Des retards habituels dans le service des consultations de l'hôpital Antoine Béclère, à Clamart, dont le personnel est en grève illimitée depuis mardi pour dénoncer le manque de personnel. « En grève, assignée », peut-on lire sur les blouses blanches qui continuent à s'activer. « On peut comprendre leur mouvement, pense pour sa part Jacques, un autre patient. Elles sont débordées, ça se voit. » « Cette situation est récurrente depuis deux ans et l'instauration des 35 heures, explique Marguerite *, infirmière du service. On est constamment en sous-effectif, mais nos problèmes ne semblent pas réellement intéresser la direction. » Complètement à bout, l'ensemble du service est aujourd'hui en grève. Un ensemble peu conséquent, puisque les infirmières ne sont que cinq au lieu de huit, cinq également pour les aides-soignantes alors que onze postes existent. Idem pour le poste d'agent hospitalier et celui du cadre responsable du service. Au total, ce sont presque 50 % des postes qui ne sont pas pourvus suite à des arrêts maladie ou des départs en retraite.

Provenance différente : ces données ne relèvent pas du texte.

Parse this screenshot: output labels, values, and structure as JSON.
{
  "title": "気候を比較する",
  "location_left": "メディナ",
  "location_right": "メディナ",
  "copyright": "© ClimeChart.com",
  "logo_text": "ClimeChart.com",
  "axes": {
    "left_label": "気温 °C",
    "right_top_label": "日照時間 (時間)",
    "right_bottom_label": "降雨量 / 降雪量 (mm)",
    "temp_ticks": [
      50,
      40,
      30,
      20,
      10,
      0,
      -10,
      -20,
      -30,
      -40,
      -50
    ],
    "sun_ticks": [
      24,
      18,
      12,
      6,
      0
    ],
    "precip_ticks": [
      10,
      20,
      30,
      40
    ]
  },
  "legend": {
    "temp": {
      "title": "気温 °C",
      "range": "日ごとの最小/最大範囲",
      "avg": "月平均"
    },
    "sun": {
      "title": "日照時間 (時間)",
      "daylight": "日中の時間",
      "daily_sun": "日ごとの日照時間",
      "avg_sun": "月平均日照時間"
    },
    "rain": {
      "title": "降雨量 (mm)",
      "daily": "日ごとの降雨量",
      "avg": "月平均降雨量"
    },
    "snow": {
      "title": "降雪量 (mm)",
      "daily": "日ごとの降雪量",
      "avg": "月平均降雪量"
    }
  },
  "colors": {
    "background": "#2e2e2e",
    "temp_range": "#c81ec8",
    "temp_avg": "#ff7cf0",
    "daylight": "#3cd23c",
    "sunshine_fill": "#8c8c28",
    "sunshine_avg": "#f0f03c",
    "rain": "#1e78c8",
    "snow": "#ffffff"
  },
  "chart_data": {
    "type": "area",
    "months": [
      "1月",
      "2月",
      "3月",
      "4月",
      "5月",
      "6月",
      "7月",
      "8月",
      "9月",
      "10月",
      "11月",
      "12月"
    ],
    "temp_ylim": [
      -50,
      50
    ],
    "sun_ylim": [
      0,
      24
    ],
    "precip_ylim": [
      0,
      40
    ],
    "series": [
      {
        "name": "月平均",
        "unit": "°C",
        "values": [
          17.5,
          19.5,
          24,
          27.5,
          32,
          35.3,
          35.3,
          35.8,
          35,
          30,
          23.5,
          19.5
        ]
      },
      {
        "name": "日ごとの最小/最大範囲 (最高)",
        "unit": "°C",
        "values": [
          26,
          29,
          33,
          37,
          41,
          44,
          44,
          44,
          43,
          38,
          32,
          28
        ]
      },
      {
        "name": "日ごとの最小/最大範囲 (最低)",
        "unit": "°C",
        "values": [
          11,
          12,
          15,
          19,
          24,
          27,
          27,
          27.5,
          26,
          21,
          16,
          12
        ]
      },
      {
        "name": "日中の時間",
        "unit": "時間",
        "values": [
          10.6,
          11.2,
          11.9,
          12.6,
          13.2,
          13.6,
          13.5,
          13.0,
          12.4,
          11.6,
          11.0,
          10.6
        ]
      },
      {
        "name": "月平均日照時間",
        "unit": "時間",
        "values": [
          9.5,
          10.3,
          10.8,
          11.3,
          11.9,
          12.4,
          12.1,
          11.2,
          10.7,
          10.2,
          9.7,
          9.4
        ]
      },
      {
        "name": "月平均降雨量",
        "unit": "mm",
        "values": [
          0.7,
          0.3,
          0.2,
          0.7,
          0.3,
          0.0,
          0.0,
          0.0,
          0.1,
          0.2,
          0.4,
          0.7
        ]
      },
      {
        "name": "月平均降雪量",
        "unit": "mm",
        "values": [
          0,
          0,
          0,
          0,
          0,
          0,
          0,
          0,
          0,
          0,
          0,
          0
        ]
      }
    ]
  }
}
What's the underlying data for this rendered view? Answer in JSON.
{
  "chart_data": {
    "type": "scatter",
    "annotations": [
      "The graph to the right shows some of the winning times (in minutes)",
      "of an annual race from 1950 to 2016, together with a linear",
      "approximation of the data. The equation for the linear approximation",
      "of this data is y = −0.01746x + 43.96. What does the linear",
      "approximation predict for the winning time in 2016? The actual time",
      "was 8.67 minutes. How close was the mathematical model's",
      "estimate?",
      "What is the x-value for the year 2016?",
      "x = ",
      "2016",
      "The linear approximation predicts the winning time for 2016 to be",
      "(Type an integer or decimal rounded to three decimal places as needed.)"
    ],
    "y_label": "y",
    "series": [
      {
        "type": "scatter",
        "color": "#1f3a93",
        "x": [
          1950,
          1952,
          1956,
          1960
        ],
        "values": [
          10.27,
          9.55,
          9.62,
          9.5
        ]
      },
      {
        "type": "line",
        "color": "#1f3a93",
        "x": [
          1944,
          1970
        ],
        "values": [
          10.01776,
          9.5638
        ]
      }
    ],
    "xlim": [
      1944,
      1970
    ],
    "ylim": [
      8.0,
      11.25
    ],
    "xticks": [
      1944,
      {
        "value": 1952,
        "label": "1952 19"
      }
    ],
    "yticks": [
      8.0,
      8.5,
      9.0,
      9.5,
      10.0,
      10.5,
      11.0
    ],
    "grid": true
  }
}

Plus de 300 heures à récupérer « On n'en peut plus, lance Michèle *, aide-soignante. La charge de travail est trop lourde, on fait des journées de plus de 12 heures d'affilée pour des semaines parfois de 55 heures. On accumule les heures sans pouvoir les récupérer. Au 31 décembre, j'avais 300 heures dues qui ne me seront jamais payées et que je ne peux pas prendre sans mettre mes collègues dans le pétrin. » Au-delà du sous-effectif chronique des consultations, c'est bien la qualité du service rendu aux quelque 2 000 patients annuels qui est aujourd'hui en cause. « Ces conditions de travail induisent une extrême fatigue, poursuit Michèle. On fait davantage d'erreurs et au final, on est moins efficace. » Selon elle, les trois quarts du personnel sont sous antidépresseurs et beaucoup ont déjà refusé des arrêts de travail par conscience professionnelle. Consciente du manque de personnel, la direction avance ses difficultés à recruter. « Nous avons recruté un cadre supérieur infirmier qui devrait arriver en avril, indiquait mardi Gilles Marcillaud, directeur adjoint de l'établissement. Deux infirmières diplômées nous rejoindront en avril et en juin, et un agent hospitalier doit arriver le 1 e r mars. Compte tenu de la conjoncture actuelle, il n'est pas facile de recruter immédiatement. » Des embauches au compte-gouttes qui ne répondent qu'en partie à la situation d'urgence décriée par les salariés, qui dénoncent par ailleurs une mauvaise organisation du service ainsi qu'un manque de matériel. Autant de questions auxquelles la direction se devra d'apporter des réponses lors du comité d'hygiène, de sécurité et de condition de travail exceptionnel qui doit se tenir le 5 mars prochain. D'ici là, pas question d'arrêter la grève.

 

* A leur demande, les prénoms des personnes ont été modifiés.